Dr. Rachel Andresen, Executive Director of the Ann Arbor/Washtenaw Council of Churches, educator, and social worker, was asked (along with Rotary Districts 222 and 223 in the southeastern part of Michigan) to lend her assistance and helped place these first students in American homes on a voluntary basis.
In 1952 the Council of Churches received permission to act as the official agency for this program. It was named "Youth For Understanding." Then, as now, family and community living were at the center of the YFU international learning experience. Andresen served the program as Executive Director for over 20 years until she retired in 1973.

In 1955, the first American teenagers went to Europe for ten weeks during summer vacation. These students were placed in European families with the assistance of returned exchange students and their parents.

These initial exchanges, which grew out of an effort to heal the wounds of World War II, established the family living experience and provided the impetus for YFU expansion to other parts of the world. In the mid-fifties, the program grew to include Scandinavia, and later to western and central Europe. Youth For Understanding bridged the Pacific in 1958 when the first students came from Japan. The Pacific program now also includes Korea, the Philippines, Australia, Thailand, Vietnam, and China.

Youth For Understanding was introduced to Latin America in 1958, beginning with Mexico; South American countries opened their doors to YFU in 1959.

As the program increased in size, particularly with the addition of the South American programs, it became clear that incorporation as a non-profit educational organization was necessary. This status was achieved in 1964. As organizational relationships with international corporations and groups were forged over the years, YFU was determined to strengthen its national and international.

Today, Youth For Understanding is one of the world's oldest, largest, and most respected international exchange programs. Since its inception in 1951, YFU offices around the world have exchanged over 240,000 students.
YFU Alumni

Why YFU?

One of the world's oldest, largest, and most respected exchange organizations, YFU has exemplified excellence in exchange worldwide since 1951.
YFU Canada administers the Youth For Understanding programs in Canada, and is committed to preparing young people for their responsibilities and opportunities in a changing, interdependent world. Working in partnership with governments, corporations, foundations, schools, and educators worldwide to create global learning opportunities, YFU promotes international understanding and world peace.

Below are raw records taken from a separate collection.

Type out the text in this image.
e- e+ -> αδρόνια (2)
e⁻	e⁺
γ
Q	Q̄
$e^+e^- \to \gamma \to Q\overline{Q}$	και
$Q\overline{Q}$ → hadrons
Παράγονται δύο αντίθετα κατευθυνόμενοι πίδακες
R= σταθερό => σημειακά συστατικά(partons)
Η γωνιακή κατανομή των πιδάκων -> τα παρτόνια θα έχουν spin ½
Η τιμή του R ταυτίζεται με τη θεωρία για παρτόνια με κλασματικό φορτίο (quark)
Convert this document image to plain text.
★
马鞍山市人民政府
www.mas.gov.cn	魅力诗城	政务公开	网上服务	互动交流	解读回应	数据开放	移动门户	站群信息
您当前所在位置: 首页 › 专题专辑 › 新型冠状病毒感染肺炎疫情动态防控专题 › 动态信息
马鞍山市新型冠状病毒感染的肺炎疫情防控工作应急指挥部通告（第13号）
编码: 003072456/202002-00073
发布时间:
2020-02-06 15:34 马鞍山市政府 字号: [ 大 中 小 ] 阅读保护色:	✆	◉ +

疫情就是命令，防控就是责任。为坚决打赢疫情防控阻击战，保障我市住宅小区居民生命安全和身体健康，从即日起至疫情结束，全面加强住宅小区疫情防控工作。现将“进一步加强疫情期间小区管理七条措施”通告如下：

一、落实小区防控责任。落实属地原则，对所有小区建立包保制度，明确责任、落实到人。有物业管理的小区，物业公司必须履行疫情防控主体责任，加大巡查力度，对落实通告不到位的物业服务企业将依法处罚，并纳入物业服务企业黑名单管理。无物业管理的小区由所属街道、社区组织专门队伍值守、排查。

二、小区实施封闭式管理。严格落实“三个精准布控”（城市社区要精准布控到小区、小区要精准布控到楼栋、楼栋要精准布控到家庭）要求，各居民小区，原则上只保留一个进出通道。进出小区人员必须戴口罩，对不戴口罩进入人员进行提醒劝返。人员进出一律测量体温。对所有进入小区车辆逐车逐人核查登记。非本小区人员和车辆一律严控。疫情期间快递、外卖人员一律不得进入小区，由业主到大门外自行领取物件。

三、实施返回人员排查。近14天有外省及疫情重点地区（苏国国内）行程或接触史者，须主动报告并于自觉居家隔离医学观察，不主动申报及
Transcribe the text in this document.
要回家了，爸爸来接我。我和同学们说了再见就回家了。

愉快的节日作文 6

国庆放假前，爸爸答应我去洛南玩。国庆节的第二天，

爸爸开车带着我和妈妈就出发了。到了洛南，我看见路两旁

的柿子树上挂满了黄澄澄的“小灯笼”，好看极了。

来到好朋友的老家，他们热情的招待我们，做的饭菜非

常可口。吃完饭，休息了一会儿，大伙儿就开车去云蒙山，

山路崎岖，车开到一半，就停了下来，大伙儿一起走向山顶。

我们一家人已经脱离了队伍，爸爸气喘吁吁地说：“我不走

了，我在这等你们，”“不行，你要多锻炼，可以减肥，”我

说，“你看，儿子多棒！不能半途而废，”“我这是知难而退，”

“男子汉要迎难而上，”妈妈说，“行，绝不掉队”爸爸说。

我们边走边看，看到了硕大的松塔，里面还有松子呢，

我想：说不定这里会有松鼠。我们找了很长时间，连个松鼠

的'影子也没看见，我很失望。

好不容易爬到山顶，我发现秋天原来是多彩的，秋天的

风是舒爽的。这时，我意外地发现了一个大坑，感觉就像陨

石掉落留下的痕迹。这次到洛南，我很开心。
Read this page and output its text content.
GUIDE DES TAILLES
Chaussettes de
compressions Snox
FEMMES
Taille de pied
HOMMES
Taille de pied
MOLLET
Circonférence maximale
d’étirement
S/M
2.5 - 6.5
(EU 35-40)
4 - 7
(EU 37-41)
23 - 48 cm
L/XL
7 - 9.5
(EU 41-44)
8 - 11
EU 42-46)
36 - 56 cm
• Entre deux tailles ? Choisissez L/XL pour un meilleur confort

Our international offices and partners have a long and successful track record - more than 240,000 students and their host families have benefited from YFU exchanges worldwide. Youth For Understanding is a worldwide coalition of committed organizations and individuals. These people are joined by the belief that full cultural immersion is the most effective means to acquire the skills needed to thrive in an increasingly multicultural, interconnected, and competitive global society.
Thorough preparation and program support differentiates YFU from other student exchange organizations. We have earned an excellent reputation for our comprehensive orientation programs for students and host families. A global network of YFU staff and volunteers, subscribing to a common set of quality program standards, helps our students every step of the way. That is why YFU offices have been selected to administer more government and corporate scholarships than any other high school exchange organization. And that is why thousands of parents across the globe trust YFU with their teenagers every year.